1. Geurts AM, Cost GJ, Freyvert Y, Zeitler B, Miller JC, Choi VM, Jenkins SS, Wood A, Cui X, Meng X, Vincent A, Lam S, Michalkiewicz M, Schilling R, Foeckler J, Kalloway S, Weiler H, Ménoret S, Anegon I, Davis GD, Zhang L, Rebar EJ, Gregory PD, Urnov FD, Jacob HJ, Buelow R. Knockout rats via embryo microinjection of zinc-finger nucleases. Science. 2009 Jul 24;325(5939):433. PubMed PMID: 19628861; PubMed Central PMCID: PMC2831805.

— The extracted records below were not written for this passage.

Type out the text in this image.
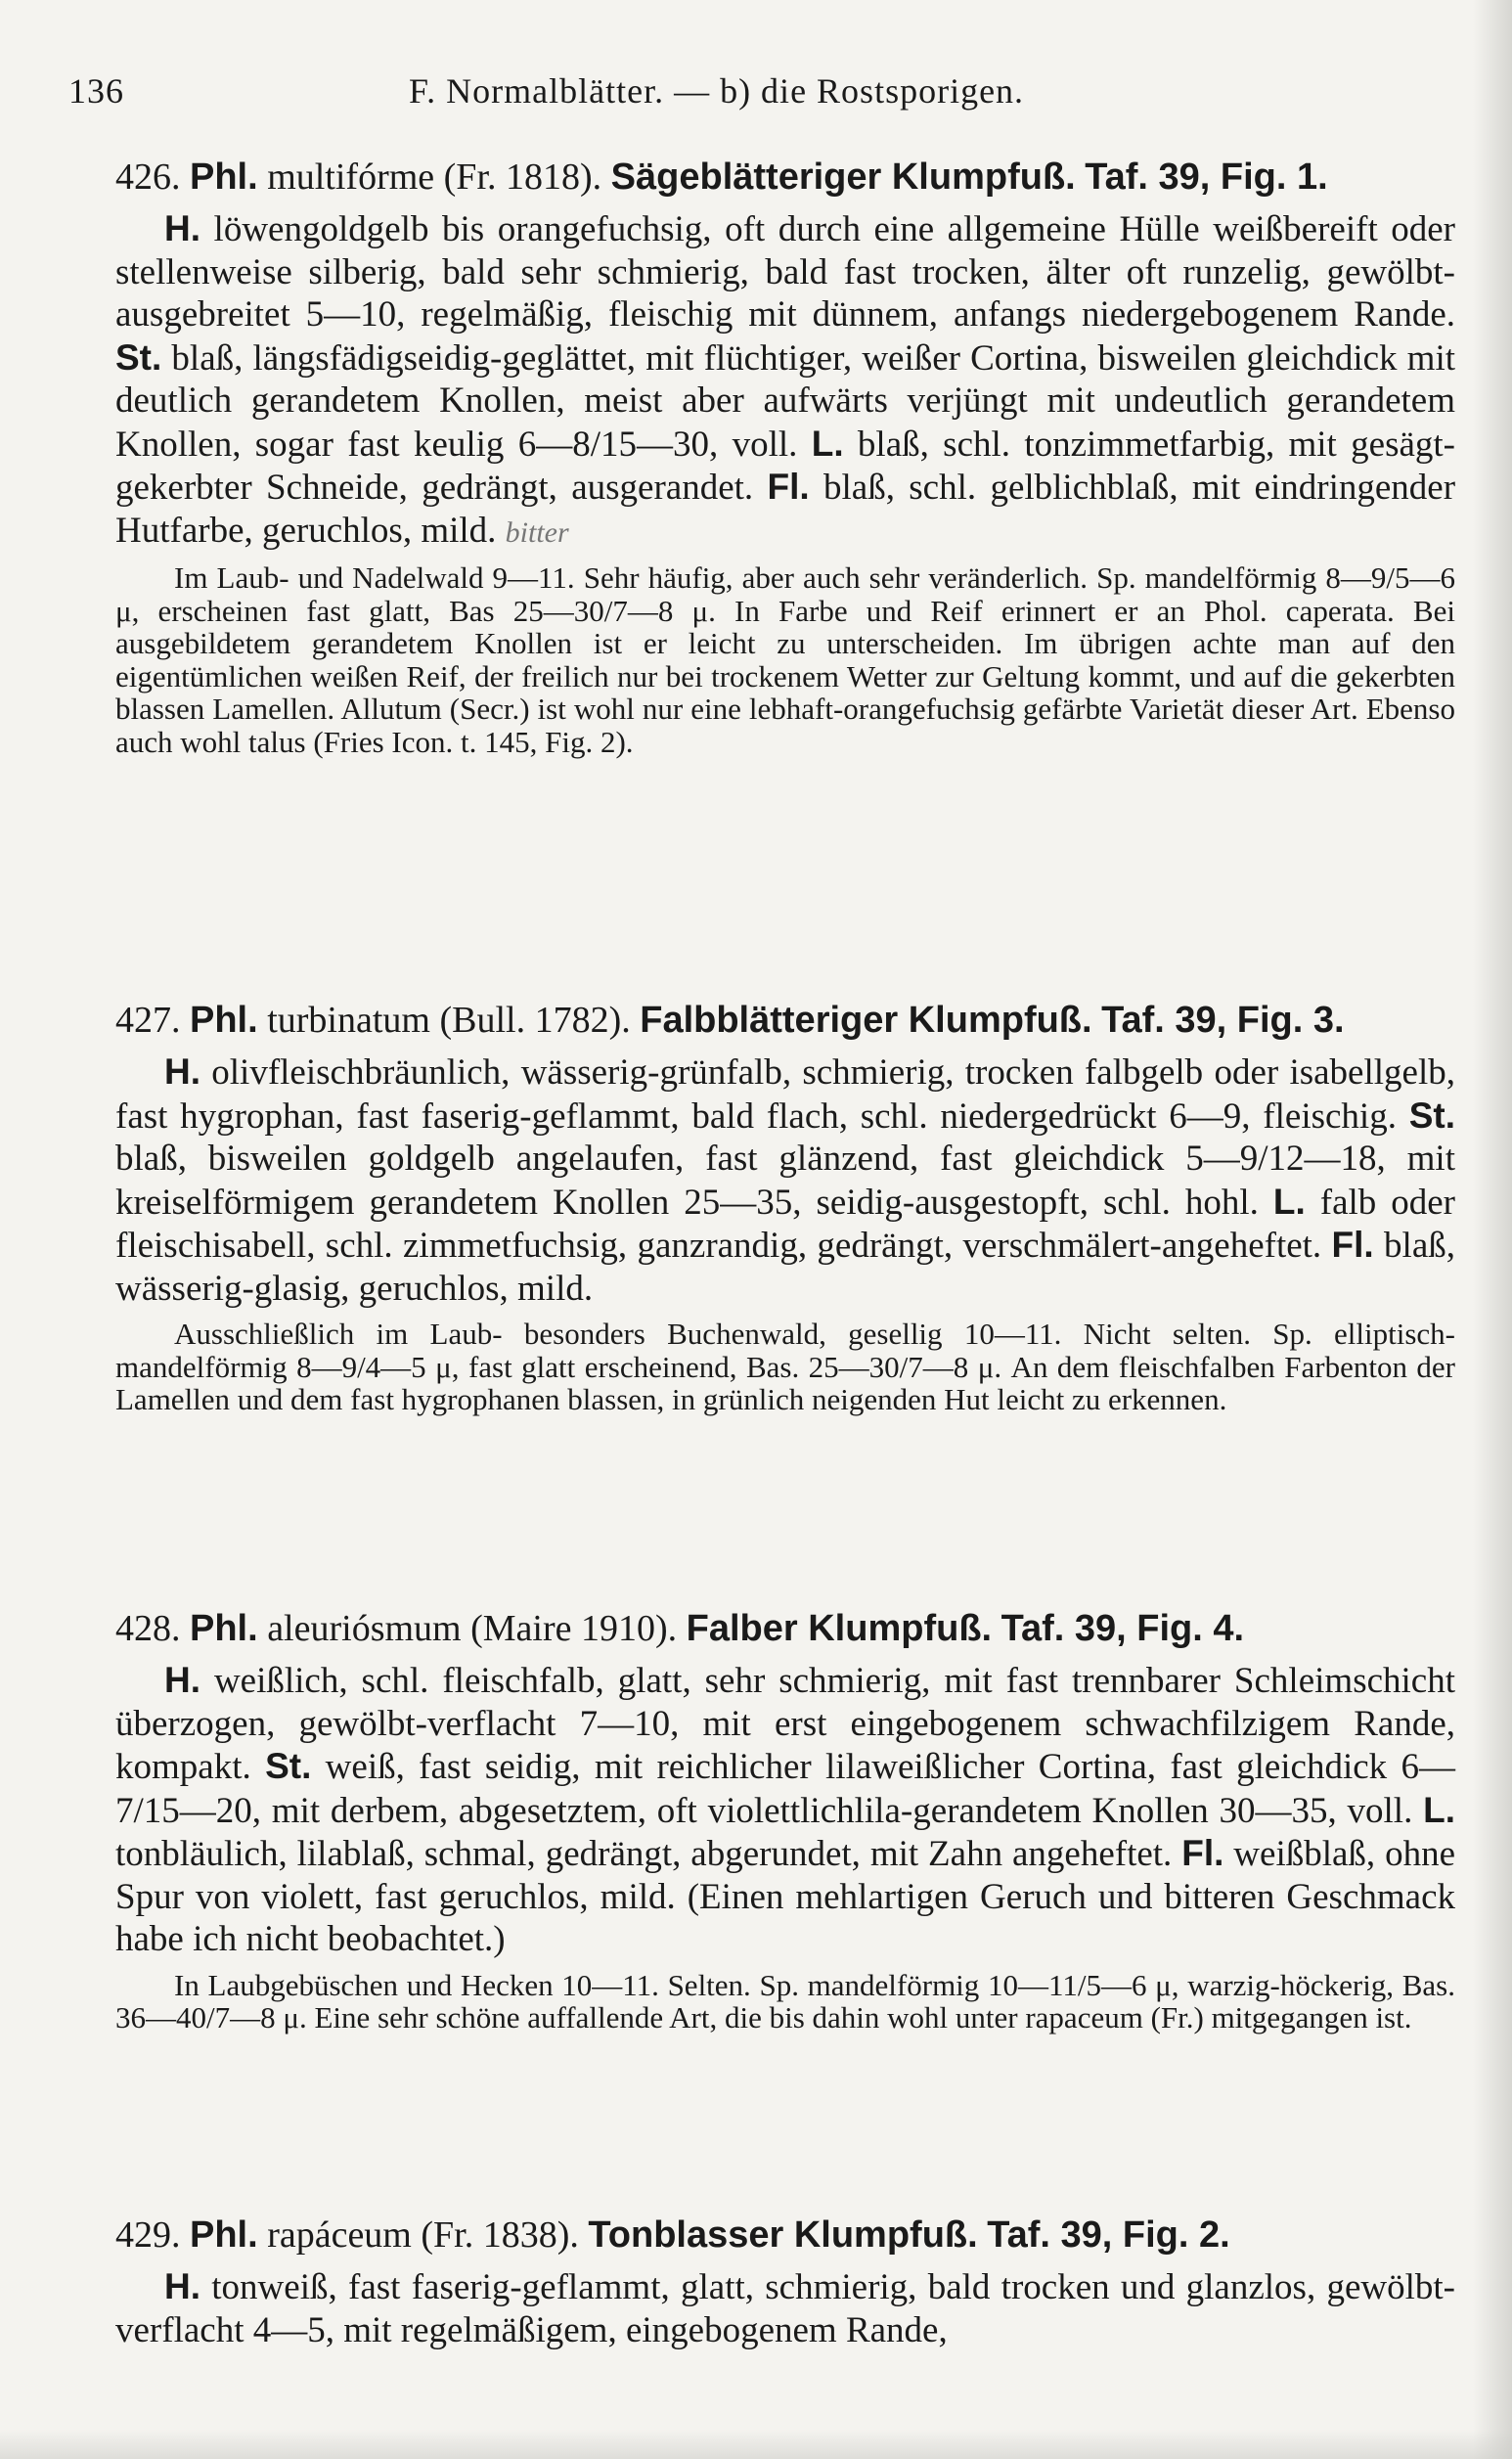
136	F. Normalblätter. — b) die Rostsporigen.
426. Phl. multifórme (Fr. 1818). Sägeblätteriger Klumpfuß. Taf. 39, Fig. 1.
H. löwengoldgelb bis orangefuchsig, oft durch eine allgemeine Hülle weißbereift oder stellenweise silberig, bald sehr schmierig, bald fast trocken, älter oft runzelig, gewölbt-ausgebreitet 5—10, regelmäßig, fleischig mit dünnem, anfangs niedergebogenem Rande. St. blaß, längsfädigseidig-geglättet, mit flüchtiger, weißer Cortina, bisweilen gleichdick mit deutlich gerandetem Knollen, meist aber aufwärts verjüngt mit undeutlich gerandetem Knollen, sogar fast keulig 6—8/15—30, voll. L. blaß, schl. tonzimmetfarbig, mit gesägt-gekerbter Schneide, gedrängt, ausgerandet. Fl. blaß, schl. gelblichblaß, mit eindringender Hutfarbe, geruchlos, mild. bitter
Im Laub- und Nadelwald 9—11. Sehr häufig, aber auch sehr veränderlich. Sp. mandelförmig 8—9/5—6 μ, erscheinen fast glatt, Bas 25—30/7—8 μ. In Farbe und Reif erinnert er an Phol. caperata. Bei ausgebildetem gerandetem Knollen ist er leicht zu unterscheiden. Im übrigen achte man auf den eigentümlichen weißen Reif, der freilich nur bei trockenem Wetter zur Geltung kommt, und auf die gekerbten blassen Lamellen. Allutum (Secr.) ist wohl nur eine lebhaft-orangefuchsig gefärbte Varietät dieser Art. Ebenso auch wohl talus (Fries Icon. t. 145, Fig. 2).
427. Phl. turbinatum (Bull. 1782). Falbblätteriger Klumpfuß. Taf. 39, Fig. 3.
H. olivfleischbräunlich, wässerig-grünfalb, schmierig, trocken falbgelb oder isabellgelb, fast hygrophan, fast faserig-geflammt, bald flach, schl. niedergedrückt 6—9, fleischig. St. blaß, bisweilen goldgelb angelaufen, fast glänzend, fast gleichdick 5—9/12—18, mit kreiselförmigem gerandetem Knollen 25—35, seidig-ausgestopft, schl. hohl. L. falb oder fleischisabell, schl. zimmetfuchsig, ganzrandig, gedrängt, verschmälert-angeheftet. Fl. blaß, wässerig-glasig, geruchlos, mild.
Ausschließlich im Laub- besonders Buchenwald, gesellig 10—11. Nicht selten. Sp. elliptisch-mandelförmig 8—9/4—5 μ, fast glatt erscheinend, Bas. 25—30/7—8 μ. An dem fleischfalben Farbenton der Lamellen und dem fast hygrophanen blassen, in grünlich neigenden Hut leicht zu erkennen.
428. Phl. aleuriósmum (Maire 1910). Falber Klumpfuß. Taf. 39, Fig. 4.
H. weißlich, schl. fleischfalb, glatt, sehr schmierig, mit fast trennbarer Schleimschicht überzogen, gewölbt-verflacht 7—10, mit erst eingebogenem schwachfilzigem Rande, kompakt. St. weiß, fast seidig, mit reichlicher lilaweißlicher Cortina, fast gleichdick 6—7/15—20, mit derbem, abgesetztem, oft violettlichlila-gerandetem Knollen 30—35, voll. L. tonbläulich, lilablaß, schmal, gedrängt, abgerundet, mit Zahn angeheftet. Fl. weißblaß, ohne Spur von violett, fast geruchlos, mild. (Einen mehlartigen Geruch und bitteren Geschmack habe ich nicht beobachtet.)
In Laubgebüschen und Hecken 10—11. Selten. Sp. mandelförmig 10—11/5—6 μ, warzig-höckerig, Bas. 36—40/7—8 μ. Eine sehr schöne auffallende Art, die bis dahin wohl unter rapaceum (Fr.) mitgegangen ist.
429. Phl. rapáceum (Fr. 1838). Tonblasser Klumpfuß. Taf. 39, Fig. 2.
H. tonweiß, fast faserig-geflammt, glatt, schmierig, bald trocken und glanzlos, gewölbt-verflacht 4—5, mit regelmäßigem, eingebogenem Rande,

2. Maeder ML, Thibodeau-Beganny S, Osiak A, Wright DA, Anthony RM, Eichtinger M, Jiang T, Foley JE, Winfrey RJ, Townsend JA, Unger-Wallace E, Sander JD, Müller-Lerch F, Fu F, Pearlberg J, Göbel C, Dassie JP, Pruett-Miller SM, Porteus MH, Sgroi DC, Iafrate AJ, Dobbs D, McCray PB Jr, Cathomen T, Voytas DF, Joung JK. Rapid "open-source" engineering of customized zinc-finger nucleases for highly efficient gene modification. Mol Cell. 2008 Jul 25;31(2):294-301. PubMed PMID: 18657511; PubMed Central PMCID: PMC2535758.

3. Sander JD, Dahlborg EJ, Goodwin MJ, Cade L, Zhang F, Cifuentes D, Curtin SJ, Blackburn JS, Thibodeau-Beganny S, Qi Y, Pierick CJ, Hoffman E, Maeder ML, Khayter C, Reyon D, Dobbs D, Langenau DM, Stupar RM, Giraldez AJ, Voytas DF, Peterson RT, Yeh JR, Joung JK. Selection-free zinc-finger-nuclease engineering by context-dependent assembly (CoDA). Nat Methods. 2011 Jan;8(1):67-9. Epub 2010 Dec 12. PubMed PMID: 21151135.